5 days, M-F, I also do:
Various stretches with emphasis on hamstring and hip flexibility
Situps M W F / leg lifts T Th, 5x25, super set with…
One leg calf raises, 5x12, each leg plus 100 toe raises
6 different neck movements, body weight/hand resistance, 2x20
I don’t think this is a vaguely defined plan. It seem like a classic plan I find from many sources. It’s all classic barbell lifts, 2 exercises each for push, pull, legs. Compound and functional movements.
A particular observation at two months in is I am weaker on squat and pull ups compared to the rest.

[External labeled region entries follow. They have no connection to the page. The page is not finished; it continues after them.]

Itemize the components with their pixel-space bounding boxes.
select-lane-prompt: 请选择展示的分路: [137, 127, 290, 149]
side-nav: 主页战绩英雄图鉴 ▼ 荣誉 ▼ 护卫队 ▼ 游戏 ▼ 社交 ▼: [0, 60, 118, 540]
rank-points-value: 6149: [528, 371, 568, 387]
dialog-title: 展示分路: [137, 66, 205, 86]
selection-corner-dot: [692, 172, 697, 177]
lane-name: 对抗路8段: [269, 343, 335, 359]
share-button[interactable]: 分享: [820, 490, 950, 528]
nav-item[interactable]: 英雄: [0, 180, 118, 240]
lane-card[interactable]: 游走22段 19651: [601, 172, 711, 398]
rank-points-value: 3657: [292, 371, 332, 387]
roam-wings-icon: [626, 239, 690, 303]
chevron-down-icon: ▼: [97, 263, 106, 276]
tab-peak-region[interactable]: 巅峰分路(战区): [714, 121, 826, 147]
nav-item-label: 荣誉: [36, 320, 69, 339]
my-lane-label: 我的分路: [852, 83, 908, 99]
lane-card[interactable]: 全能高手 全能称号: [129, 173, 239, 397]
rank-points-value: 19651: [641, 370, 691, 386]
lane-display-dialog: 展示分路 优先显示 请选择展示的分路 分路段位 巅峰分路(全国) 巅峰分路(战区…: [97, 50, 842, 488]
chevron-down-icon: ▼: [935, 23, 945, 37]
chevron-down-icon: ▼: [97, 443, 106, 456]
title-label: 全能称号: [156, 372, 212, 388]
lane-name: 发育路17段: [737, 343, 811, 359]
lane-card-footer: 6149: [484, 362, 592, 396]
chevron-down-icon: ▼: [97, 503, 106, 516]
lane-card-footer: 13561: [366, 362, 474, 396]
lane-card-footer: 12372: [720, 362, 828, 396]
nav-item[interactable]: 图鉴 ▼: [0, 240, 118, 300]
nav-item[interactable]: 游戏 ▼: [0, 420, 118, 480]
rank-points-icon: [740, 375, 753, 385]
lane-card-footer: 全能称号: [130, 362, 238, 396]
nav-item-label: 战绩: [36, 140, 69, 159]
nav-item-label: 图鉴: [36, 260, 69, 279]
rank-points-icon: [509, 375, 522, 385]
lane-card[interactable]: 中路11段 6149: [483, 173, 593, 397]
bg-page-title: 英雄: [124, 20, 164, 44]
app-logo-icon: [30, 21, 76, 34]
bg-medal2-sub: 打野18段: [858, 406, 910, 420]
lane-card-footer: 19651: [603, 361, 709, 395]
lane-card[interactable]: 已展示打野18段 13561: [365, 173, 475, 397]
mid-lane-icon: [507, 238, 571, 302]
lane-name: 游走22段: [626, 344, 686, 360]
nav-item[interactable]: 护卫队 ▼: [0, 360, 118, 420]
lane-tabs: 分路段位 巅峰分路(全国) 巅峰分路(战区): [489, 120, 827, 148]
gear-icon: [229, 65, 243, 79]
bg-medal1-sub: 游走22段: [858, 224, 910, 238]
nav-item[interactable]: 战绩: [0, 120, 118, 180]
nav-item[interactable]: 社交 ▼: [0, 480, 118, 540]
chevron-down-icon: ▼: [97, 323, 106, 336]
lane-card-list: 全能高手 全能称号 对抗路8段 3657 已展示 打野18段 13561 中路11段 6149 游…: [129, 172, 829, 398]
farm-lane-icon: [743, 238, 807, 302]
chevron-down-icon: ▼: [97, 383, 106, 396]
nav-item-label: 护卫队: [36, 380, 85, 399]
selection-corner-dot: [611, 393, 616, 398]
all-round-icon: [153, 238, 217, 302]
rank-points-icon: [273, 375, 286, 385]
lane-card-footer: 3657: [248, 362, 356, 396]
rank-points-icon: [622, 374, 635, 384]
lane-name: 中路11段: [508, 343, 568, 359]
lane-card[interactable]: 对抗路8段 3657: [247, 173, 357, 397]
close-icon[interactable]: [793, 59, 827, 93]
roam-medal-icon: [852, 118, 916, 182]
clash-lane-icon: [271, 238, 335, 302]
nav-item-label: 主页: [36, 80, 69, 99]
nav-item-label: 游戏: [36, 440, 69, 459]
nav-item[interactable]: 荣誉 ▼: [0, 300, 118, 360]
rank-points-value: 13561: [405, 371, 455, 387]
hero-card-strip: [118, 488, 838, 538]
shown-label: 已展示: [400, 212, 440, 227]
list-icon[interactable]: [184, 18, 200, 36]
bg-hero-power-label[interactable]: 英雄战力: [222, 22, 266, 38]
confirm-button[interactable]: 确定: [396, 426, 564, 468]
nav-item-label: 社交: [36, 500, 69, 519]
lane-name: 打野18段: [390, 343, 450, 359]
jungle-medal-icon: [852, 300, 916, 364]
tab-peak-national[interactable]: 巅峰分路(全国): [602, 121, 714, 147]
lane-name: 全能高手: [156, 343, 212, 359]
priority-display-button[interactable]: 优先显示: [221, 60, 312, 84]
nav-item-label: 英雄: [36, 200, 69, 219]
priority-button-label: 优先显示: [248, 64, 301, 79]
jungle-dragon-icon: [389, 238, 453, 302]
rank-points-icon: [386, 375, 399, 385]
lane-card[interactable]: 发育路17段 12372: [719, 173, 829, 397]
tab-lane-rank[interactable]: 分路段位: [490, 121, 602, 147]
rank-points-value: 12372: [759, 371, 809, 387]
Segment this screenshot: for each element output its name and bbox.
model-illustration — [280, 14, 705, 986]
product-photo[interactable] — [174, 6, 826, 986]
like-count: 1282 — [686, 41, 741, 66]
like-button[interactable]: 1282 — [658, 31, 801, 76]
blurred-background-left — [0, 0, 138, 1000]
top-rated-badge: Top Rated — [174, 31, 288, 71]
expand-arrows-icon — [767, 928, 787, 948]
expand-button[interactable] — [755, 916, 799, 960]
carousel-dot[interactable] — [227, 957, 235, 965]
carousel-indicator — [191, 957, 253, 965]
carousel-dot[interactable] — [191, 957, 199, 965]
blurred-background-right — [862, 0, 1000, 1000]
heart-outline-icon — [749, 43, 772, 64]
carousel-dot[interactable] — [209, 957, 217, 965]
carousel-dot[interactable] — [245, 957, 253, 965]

So an immediate goal is to bring those two exercises up to the same “ease” level as the rest and then progress weights up proportionally for all.
The article about “double progression” says to not set arbitrary increase points every few weeks. Only increase when the “ease” of reps with good form “earns” an increase. I’m completely on board with that. However, I did think that I could expect to make an increase every 6 to 8 weeks, if I keep up with the program, no skipped day, good diet, good recovery. 5 pounds each 8 weeks would be about 6 progression over a whole year, 5x6=30, so in the long term I could expect to add 50 pounds to my squat and go from 120 to 170 for 3x10.
I imagine that many on this forum warm up with 170 lbs! So I call this a modest goal. But, personally, if I achieve this, I will be amazed. Regardless of how impressive it may or may not be, I don’t think it vaguely or timidly defined. I set my starting level based on 1RM and progression will follow the “double progression” principle. You “earn” your progression only with hard work, not an arbitrary year end goal. “Hard work” then is the key, and that is what brings things full circle back to my original question: how to gauge how hard I am working. I think @FlatsFarmer helped set me on the right track in that regard. My volume was too high.
Bodybuilding is not my goal. “Athletic physique” seems to be what people call the appearance I want. But I already have that. According to the US Navy Method my body fat is about 10%. My physique is like a slightly thicker Jared Leto. I welcome and expect muscle gain, but I think of it more as a side effect that will come with the strength gains. If I use a tape measure or scale, it’s just to track changes. I don’t have goals like “add two inches to my biceps.” In terms of body transformation, the stories of actors getting ripped for action roles, like Robert Downey Jr., Hugh Jackman, etc., are a source of inspiration.
So, the main goal is dedication and earning the strength progressions, muscle gain is a side benefit, long term goal is a life style to stay strong while aging.
I hope I covered all the questions that came up from everyone. I really appreciate the interest and advice. Let me know if I should add extra details.